The rise in poverty in Kiribati has to do with a few interlinked factors. The first is an increase in cash as a necessity, as opposed to living off of the land. Subsistence farming, once the norm, is threatened by environmental degradation and depletion of natural resources. Thus, this need for cash has increased as the population becomes more urbanized and the expense of living goes up. Means of earning cash are limited, however. These options are particularly limited for women and people with disabilities, and formal employment is sparse. The Australian High Commission in Kiribati reports that only 10 percent of the total population held jobs in 2010.

Low rates of employment are strongly linked to a lack of education. There is a cyclical low education rate in Kiribati, with undereducated parents unable to pay their children’s tuition fees. For those who do attend school, schools are understaffed and poorly organized for optimal learning. Without proper education — or, in many cases, any education — it is difficult for children to move out of poverty. Employment opportunities are thus largely limited to low-paying jobs.
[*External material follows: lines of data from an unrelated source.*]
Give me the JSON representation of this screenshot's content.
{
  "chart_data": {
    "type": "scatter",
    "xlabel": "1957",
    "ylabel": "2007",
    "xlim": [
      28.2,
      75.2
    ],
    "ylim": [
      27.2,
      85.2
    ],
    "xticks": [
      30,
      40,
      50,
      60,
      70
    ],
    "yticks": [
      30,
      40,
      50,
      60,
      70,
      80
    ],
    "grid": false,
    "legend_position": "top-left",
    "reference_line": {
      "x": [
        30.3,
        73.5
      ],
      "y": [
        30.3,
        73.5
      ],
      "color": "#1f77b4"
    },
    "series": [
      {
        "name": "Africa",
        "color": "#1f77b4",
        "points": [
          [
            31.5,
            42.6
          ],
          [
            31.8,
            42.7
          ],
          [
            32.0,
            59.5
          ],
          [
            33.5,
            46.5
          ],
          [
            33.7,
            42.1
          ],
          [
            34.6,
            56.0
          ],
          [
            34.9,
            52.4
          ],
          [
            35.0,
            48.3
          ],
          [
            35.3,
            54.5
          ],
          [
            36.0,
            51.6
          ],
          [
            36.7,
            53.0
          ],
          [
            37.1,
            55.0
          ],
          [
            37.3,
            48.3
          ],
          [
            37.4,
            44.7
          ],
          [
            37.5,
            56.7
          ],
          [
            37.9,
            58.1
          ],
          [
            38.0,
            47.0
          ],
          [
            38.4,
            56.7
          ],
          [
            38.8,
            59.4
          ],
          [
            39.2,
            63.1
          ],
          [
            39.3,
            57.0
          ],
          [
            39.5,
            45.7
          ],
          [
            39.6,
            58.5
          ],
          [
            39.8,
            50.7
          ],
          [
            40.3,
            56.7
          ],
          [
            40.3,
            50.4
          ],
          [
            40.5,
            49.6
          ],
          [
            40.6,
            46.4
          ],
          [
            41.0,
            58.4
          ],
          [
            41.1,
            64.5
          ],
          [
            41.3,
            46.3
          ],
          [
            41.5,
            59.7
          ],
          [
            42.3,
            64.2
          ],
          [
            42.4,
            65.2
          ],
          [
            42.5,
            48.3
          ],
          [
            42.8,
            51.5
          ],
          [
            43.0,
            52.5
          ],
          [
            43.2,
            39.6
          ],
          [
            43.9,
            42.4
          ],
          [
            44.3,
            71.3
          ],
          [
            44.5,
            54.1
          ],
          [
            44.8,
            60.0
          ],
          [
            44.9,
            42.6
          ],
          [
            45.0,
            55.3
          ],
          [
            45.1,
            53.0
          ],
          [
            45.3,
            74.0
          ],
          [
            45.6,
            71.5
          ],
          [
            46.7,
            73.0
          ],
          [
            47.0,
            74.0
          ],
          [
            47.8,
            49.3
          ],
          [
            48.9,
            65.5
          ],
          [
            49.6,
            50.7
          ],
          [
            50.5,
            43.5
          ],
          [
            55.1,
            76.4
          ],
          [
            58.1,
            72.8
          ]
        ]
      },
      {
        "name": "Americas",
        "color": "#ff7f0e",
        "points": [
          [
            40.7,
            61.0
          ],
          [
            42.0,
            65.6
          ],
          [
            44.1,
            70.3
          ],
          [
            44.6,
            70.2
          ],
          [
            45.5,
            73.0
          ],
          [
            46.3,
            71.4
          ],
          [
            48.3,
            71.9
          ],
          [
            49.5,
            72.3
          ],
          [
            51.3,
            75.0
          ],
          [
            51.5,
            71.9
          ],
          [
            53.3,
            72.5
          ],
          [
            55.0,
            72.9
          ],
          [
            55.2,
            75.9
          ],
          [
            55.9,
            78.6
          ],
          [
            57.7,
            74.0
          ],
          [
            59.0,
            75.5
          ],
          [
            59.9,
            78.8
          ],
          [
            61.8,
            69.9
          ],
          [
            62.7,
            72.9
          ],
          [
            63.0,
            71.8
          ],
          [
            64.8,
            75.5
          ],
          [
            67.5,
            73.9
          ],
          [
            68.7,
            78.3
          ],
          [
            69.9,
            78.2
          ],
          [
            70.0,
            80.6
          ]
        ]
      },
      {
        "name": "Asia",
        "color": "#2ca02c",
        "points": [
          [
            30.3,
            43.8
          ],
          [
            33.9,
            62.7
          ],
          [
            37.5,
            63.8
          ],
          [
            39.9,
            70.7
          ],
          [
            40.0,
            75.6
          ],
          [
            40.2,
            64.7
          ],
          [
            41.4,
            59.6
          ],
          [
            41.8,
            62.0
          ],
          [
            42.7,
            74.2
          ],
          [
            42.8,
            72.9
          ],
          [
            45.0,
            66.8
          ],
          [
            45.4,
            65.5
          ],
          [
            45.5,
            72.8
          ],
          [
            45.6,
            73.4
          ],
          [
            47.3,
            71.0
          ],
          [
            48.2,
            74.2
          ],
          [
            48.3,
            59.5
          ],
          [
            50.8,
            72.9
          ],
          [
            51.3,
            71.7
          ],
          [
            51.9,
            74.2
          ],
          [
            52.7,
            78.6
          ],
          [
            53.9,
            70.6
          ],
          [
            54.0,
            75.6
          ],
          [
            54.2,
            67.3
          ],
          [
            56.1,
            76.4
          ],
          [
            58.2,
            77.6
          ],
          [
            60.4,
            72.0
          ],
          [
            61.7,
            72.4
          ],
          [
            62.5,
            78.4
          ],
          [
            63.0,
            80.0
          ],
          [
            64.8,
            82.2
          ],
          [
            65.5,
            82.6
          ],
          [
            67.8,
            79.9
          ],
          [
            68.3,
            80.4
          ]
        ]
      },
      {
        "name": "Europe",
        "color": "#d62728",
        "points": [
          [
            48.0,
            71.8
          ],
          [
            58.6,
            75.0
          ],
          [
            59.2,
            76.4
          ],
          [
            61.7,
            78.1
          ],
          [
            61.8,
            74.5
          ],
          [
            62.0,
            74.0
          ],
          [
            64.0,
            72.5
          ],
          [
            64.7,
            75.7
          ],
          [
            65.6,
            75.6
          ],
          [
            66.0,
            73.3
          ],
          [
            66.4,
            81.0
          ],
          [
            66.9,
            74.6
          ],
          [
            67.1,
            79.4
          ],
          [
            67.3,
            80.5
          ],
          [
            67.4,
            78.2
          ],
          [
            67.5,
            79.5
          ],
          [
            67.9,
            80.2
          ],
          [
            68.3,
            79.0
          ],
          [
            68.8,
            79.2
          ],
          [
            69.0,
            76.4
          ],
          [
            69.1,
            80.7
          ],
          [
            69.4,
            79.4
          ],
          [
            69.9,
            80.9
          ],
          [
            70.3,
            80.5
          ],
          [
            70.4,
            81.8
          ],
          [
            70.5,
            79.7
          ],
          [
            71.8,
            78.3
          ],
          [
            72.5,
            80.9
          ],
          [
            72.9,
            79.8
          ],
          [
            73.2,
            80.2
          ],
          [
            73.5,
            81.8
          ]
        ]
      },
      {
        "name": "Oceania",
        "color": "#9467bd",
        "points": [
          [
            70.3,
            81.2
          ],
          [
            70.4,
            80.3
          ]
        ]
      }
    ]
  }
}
Urban poverty, lack of sanitation and overcrowding have given health problems to many in Kiribati. Health and poverty are closely linked in Kiribati, even though healthcare is free. Though there is no out-of-pocket charge for health care, sickness incurs income or education opportunity losses. This can be hugely damaging to livelihoods.

Consequently, the people in Kiribati end up borrowing money from “loan sharks,” or unofficial loan providers. These providers often charge high-interest rates that lead to the Kiribati people remaining in or diving further into debt.

Although they may not have a word for poverty, this does not mean those in Kiribati do not require aid. Currently, the country is involved in the Australia-Kiribati Partnership for Development, which attempts to relieve some of the poverty in Kiribati. This foreign aid helps improve basic education, bolster workforce development and improve infrastructure. Further, non-government organizations (NGOs) and donors provide much of the relief for poverty in Kiribati. International NGOs stationed in the country include Live and Learn, Caritas and Red Cross and Rotary, while local NGOs include Te Tao Matoa, Kiribati Family Health Association and the School for Children with Special Needs.

One way to help those in Kiribati is by supporting bills like the Education for All Act, a low-cost bipartisan bill that would help ensure worldwide educational expansion for children in low-income countries. Improving education is the first step in improving living conditions in Kiribati, as it would give children opportunities for better futures.